If you manage a team of technical people – maybe VoIP engineers or CO techs – and there’s a big technical problem, your job is to ask the right questions. To be the Troubleshooting Coach.

You don’t need to be a technical expert yourself. In fact, you can often reach a solution more quickly by asking good questions than by diving deep into the details – and it’s your job as the team manager to make sure this happens.
As an engineer (and I speak from personal experience) it’s easy to dive into the technical details of a problem – log files, SAS traces, Wireshark captures, configuration files – and spend hours analyzing all this data.
And since phone networks tend to be complex, there can be a lot of data.
If a group of engineers are all troubleshooting together on a conference call it can be even worse – as everyone individually dives into a different pool of data, and then distracts each other on a variety of tangents.

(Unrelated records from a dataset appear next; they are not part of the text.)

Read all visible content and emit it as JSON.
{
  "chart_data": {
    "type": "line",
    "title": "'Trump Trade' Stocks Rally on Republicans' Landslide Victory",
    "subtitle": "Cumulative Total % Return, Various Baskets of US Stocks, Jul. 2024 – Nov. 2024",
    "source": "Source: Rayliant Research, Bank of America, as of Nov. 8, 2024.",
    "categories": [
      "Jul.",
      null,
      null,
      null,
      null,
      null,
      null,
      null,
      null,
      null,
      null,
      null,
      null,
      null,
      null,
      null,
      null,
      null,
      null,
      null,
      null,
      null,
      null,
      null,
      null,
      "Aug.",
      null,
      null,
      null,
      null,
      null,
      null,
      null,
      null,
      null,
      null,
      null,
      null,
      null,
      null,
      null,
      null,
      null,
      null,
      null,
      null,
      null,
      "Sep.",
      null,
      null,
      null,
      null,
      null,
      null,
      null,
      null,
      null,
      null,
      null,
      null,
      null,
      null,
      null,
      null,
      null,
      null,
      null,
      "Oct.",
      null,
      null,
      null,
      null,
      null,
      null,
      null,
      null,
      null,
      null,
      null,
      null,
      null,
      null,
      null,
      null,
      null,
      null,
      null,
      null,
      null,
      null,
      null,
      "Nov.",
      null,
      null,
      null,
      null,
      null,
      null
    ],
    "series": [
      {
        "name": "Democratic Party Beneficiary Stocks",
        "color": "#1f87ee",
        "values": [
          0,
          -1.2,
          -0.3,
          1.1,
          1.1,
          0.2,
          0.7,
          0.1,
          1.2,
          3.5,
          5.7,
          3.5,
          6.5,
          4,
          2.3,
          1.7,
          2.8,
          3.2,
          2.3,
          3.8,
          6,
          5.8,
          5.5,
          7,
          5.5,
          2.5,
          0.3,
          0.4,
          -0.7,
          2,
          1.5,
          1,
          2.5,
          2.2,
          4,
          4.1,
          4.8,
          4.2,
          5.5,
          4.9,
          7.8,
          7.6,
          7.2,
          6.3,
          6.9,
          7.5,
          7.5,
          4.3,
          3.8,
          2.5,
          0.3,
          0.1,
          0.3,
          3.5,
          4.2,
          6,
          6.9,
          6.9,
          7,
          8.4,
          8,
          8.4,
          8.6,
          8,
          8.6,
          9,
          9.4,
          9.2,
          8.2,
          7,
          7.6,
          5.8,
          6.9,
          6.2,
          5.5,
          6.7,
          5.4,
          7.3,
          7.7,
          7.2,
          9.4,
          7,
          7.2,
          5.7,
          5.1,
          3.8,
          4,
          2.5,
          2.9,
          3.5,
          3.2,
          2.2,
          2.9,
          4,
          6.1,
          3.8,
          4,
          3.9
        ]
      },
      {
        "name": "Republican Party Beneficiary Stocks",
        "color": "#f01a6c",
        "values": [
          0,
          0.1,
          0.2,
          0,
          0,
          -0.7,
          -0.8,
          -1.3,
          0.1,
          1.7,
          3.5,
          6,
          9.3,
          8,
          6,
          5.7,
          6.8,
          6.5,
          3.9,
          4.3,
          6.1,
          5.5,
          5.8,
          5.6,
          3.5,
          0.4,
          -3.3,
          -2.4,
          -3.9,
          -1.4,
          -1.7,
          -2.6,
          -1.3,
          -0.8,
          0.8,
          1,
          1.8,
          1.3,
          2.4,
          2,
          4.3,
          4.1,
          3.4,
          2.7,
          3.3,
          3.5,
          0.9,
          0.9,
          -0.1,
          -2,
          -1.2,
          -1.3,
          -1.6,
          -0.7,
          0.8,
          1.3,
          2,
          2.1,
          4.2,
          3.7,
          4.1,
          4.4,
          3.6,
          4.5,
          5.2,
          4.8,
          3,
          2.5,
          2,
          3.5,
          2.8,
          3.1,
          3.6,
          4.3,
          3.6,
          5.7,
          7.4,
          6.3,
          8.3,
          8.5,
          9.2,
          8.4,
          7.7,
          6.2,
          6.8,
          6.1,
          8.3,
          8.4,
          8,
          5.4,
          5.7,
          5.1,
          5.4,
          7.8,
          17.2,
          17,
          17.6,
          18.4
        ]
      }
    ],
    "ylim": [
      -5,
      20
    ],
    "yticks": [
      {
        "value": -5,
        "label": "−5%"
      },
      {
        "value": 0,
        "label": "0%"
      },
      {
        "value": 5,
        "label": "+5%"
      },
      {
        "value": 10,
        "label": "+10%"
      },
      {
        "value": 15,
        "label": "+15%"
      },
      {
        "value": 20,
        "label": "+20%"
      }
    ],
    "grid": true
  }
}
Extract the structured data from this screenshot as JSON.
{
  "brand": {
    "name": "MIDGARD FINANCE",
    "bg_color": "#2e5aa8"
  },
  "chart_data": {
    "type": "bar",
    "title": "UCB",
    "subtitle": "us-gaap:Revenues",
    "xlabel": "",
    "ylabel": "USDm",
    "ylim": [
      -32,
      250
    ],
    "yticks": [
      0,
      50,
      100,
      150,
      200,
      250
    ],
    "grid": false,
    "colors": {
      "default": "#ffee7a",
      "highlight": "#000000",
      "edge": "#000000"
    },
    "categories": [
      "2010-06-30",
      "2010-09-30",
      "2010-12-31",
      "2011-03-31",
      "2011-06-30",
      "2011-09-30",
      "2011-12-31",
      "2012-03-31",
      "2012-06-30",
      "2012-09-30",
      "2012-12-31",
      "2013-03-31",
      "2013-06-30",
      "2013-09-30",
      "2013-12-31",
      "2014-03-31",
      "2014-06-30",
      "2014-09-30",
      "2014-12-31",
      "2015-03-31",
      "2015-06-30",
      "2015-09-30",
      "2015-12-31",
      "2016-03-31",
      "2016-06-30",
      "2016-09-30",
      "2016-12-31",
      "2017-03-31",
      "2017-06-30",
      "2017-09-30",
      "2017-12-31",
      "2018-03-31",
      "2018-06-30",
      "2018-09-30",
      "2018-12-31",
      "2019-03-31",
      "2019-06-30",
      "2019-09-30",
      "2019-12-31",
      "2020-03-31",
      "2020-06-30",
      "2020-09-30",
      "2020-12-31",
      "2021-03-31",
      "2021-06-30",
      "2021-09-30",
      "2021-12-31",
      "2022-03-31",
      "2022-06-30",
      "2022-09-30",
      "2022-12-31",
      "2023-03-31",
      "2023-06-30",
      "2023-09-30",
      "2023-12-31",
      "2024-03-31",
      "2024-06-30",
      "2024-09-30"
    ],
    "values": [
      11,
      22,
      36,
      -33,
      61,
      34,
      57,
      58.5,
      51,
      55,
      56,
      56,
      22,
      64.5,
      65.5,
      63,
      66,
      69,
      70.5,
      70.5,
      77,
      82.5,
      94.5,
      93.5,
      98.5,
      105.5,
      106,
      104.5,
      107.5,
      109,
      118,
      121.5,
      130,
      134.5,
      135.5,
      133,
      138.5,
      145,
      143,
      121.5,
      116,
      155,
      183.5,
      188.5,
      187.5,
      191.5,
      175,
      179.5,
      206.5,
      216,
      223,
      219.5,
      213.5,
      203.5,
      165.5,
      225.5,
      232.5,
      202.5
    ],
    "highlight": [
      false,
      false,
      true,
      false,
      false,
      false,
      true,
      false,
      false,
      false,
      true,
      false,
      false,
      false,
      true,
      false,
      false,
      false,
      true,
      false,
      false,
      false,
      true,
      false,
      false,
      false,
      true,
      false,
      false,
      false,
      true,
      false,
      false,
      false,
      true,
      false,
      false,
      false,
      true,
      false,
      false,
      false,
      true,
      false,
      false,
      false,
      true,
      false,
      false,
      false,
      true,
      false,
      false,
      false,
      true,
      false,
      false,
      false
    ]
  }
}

This is often counter-productive. So whether you’re a manager, a VoIP engineer, an IP engineer or a switch tech, we need to challenge ourselves to ask the right questions – so we can spend time looking for the right answers.
Troubleshooting Coach: Asks good questions
As you read through this list of questions, some of them will seem obvious. That’s a good thing – it means you’re already thinking along the right lines.
The challenge is to think clearly in the midst of a problem. To realize that the discussion is going nowhere. To realize that we don’t have a clear strategy for solving the problem – and that’s when you, as the Troubleshooting Coach need to call a time-out, and return to these bedrock troubleshooting questions.
- Can we describe the problem, using specifics?
- When did the problem start?
- What changed at that time?
- In what situations does the problem occur, and in what situations does it not occur?
- Can we do some testing to tweak those situations to identify one key difference?
- Which pieces of equipment are involved in the problem?
- Can we eliminate some of that equipment from the call path, and does the problem still occur?
- What diagnostics do we have available, and what diagnostics do we need?
- How could we workaround this issue temporarily to reduce the impact?
- What expertise do we need to understand this better – and who has it (e.g. vendors, IT support, consultants)?
If you want a more comprehensive approach for thinking about troubleshooting check out our DAMT troubleshooting framework.
We often play the role of troubleshooting coach for those clients who have us on a monthly retainer – where we can provide that outside perspective AND a deep technical understanding if needed – but a lot of the value comes simply from asking the right questions.
Whether you’re technical or not, a good troubleshooting coach will help everyone to slow down, ask the right questions, and focus on resolving the issue quickly and safely.
That’s the most important role a manager or supervisor can play in a crisis, and you don’t need to be a technical expert to do it well.